Last night (June 1), at the 12th annual Roots Picnic, Common premiered the latest installment in his series about H.E.R. Backed by The Roots, rendering a track that was produced by J Dilla, Common showed the growth that can occur in a relationship over 25 years. In verse 1, Common acknowledges that Hip-Hop is all grown up now, and he has learned to appreciate it more as time has gone by. He recognizes it is now global, and in a reference to a line by JAY-Z about Common, shows how his own approach to the culture has paid off. On his 2003 song “Moment Of Clarity,” Jay rapped “If skills sold / truth be told / I’d probably be / lyrically Talib Kweli / Truthfully I wanna rhyme like Common Sense / But I did 5 mill’ – I ain’t been rhyming like Common since.” Rather than a jab at Common, Jay’s words were a lamentation of the fact that complex rhyming simply was not economically viable, for most. In his new song, Common raps “So, really, I wanna rhyme like Common Sense / You the one who gave me that confidence / You the one that showed me ’bout consciousness / And said ‘see beyond my metropolis.’” Since JAY-Z’s song, Common has gone on to win multiple Grammy Awards, an Emmy and an Oscar, and even found mainstream success, ironically with the help of Jay’s protege, Kanye West, all while staying true to himself.
It’s in verse 3, however, where Common shows his full maturation, appreciation and acceptance of Hip-Hop’s evolution. After an assist from Bilal on the hook, Common puts on a dazzling display of wordplay incorporating the names of some of today’s biggest stars, many of whom draw the ire of 90s Hip-Hop fans. He raps “You gave me a voice in the world / It’s been hard to choose another girl / They trip when you mumble; they trip when you sing / But, you gave us a chance to dream / In Young Thugs, you see a Future / You recognize Lil Boosie ain’t hear to shoot ya / At 21, you knew I was Savage / But you said ‘Common you will never be average.” He continues, “You rock 2 chains, keep your mind free / You see a Malcolm X in a YG / You told me I’m the man like Gucci / With a chance to rap and make movies / Gave mills to the meek to inherit the earth / Before me too, you said ‘Ladies First.’ / Things get rocky, you there ASAP / Rocky to Ferg, you there to swerve / I want you to get the love you deserve / We all made it on the mic with words.” Common goes on to salute several others, and ends the song with “I’m forever yours to the tick-tock / I’m still talking ’bout you, Hip-Hop.” It’s a grown man perspective on a culture that is all grown up.
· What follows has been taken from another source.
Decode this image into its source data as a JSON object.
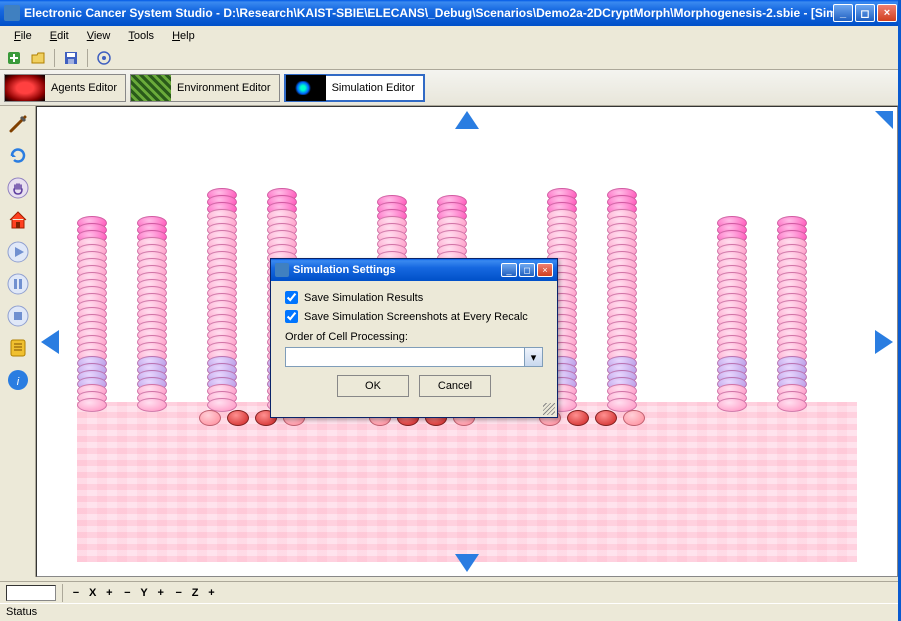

Common’s appearance took place during a Roots set that was a full dedication to their Things Fall Apart album, in celebration of its 20th anniversary. Other guests included Yasiin Bey, Beanie Sigel, Philadelphia Freeway, Dice Raw, Jill Scott and a host of others. The Roots Picnic was held at The Mann Center in Philadelphia, for the first time, and featured performances by H.E.R., 21 Savage, The Joe Budden Podcast, Raphael Saadiq, Questlove Supreme, J. Period & Black Thought’s live mixtape, and much more.